Download or read book Pop Song written by Larissa Pham and published by Catapult. This book was released on 2021-05-04 with total page 288 pages. Available in PDF, EPUB and Kindle. Book excerpt: "A warm and expansive portrait of a woman’s mind that feels at once singular and universal," this collection of essays interweaves commentary on modern life, feminism, art, and sex with the author's own experiences of obsession, heartbreak, and vulnerability (BuzzFeed). Like a song that feels written just for you, Larissa Pham's debut work of nonfiction captures the imagination and refuses to let go. Pop Song is a book about love and about falling in love—with a place, or a painting, or a person—and the joy and terror inherent in the experience of that love. Plumbing the well of culture for clues and patterns about love and loss—from Agnes Martin's abstract paintings to James Turrell's transcendent light works, and Anne Carson's Eros the Bittersweet to Frank Ocean's Blonde—Pham writes of her youthful attempts to find meaning in travel, sex, drugs, and art, before sensing that she might need to turn her gaze upon herself.

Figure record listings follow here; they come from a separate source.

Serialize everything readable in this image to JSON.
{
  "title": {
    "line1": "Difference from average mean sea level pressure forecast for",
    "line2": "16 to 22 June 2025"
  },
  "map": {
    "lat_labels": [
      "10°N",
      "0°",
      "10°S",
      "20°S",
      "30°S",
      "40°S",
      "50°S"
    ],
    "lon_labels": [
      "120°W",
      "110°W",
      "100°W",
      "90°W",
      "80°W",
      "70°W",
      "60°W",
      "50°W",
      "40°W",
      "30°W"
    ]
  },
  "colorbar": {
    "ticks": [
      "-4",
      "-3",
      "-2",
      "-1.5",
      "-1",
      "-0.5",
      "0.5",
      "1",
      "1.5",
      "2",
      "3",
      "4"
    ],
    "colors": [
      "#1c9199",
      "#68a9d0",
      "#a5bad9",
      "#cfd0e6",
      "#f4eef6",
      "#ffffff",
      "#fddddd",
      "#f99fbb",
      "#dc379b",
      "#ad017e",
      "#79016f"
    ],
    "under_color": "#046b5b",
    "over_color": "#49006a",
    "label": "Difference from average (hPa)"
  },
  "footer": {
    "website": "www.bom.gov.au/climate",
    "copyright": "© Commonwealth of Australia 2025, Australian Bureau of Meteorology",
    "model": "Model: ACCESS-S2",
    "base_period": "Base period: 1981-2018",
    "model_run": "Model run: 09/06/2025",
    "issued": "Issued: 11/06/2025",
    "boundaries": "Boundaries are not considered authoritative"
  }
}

Pop Song is also a book about distances, near and far. As she travels from Taos, New Mexico, to Shanghai, China and beyond, Pham meditates on the miles we are willing to cover to get away from ourselves, or those who hurt us, and the impossible gaps that can exist between two people sharing a bed. Pop Song is a book about all the routes by which we might escape our own needs before finally finding a way home. There is heartache in these pages, but Pham's electric ways of seeing create a perfectly fractured portrait of modern intimacy that is triumphant in both its vulnerability and restlessness. "Each of the essays in this debut collection reads like a mini-memoir . . . in which the author reflects on her experiences of young love, trauma, and transcendence through discussions of art and music . . . with an intimacy that is at once tender and expansive." —New York magazine
Download or read book Major Labels written by Kelefa Sanneh and published by Penguin. This book was released on 2021-10-05 with total page 497 pages. Available in PDF, EPUB and Kindle. Book excerpt: One of Oprah Daily's 20 Favorite Books of 2021 • Selected as one of Pitchfork's Best Music Books of the Year “One of the best books of its kind in decades.” —The Wall Street Journal An epic achievement and a huge delight, the entire history of popular music over the past fifty years refracted through the big genres that have defined and dominated it: rock, R&B, country, punk, hip-hop, dance music, and pop Kelefa Sanneh, one of the essential voices of our time on music and culture, has made a deep study of how popular music unites and divides us, charting the way genres become communities. In Major Labels, Sanneh distills a career’s worth of knowledge about music and musicians into a brilliant and omnivorous reckoning with popular music—as an art form (actually, a bunch of art forms), as a cultural and economic force, and as a tool that we use to build our identities. He explains the history of slow jams, the genius of Shania Twain, and why rappers are always getting in trouble. Sanneh shows how these genres have been defined by the tension between mainstream and outsider, between authenticity and phoniness, between good and bad, right and wrong. Throughout, race is a powerful touchstone: just as there have always been Black audiences and white audiences, with more or less overlap depending on the moment, there has been Black music and white music, constantly mixing and separating. Sanneh debunks cherished myths, reappraises beloved heroes, and upends familiar ideas of musical greatness, arguing that sometimes, the best popular music isn’t transcendent. Songs express our grudges as well as our hopes, and they are motivated by greed as well as idealism; music is a powerful tool for human connection, but also for human antagonism. This is a book about the music everyone loves, the music everyone hates, and the decades-long argument over which is which. The opposite of a modest proposal, Major Labels pays in full.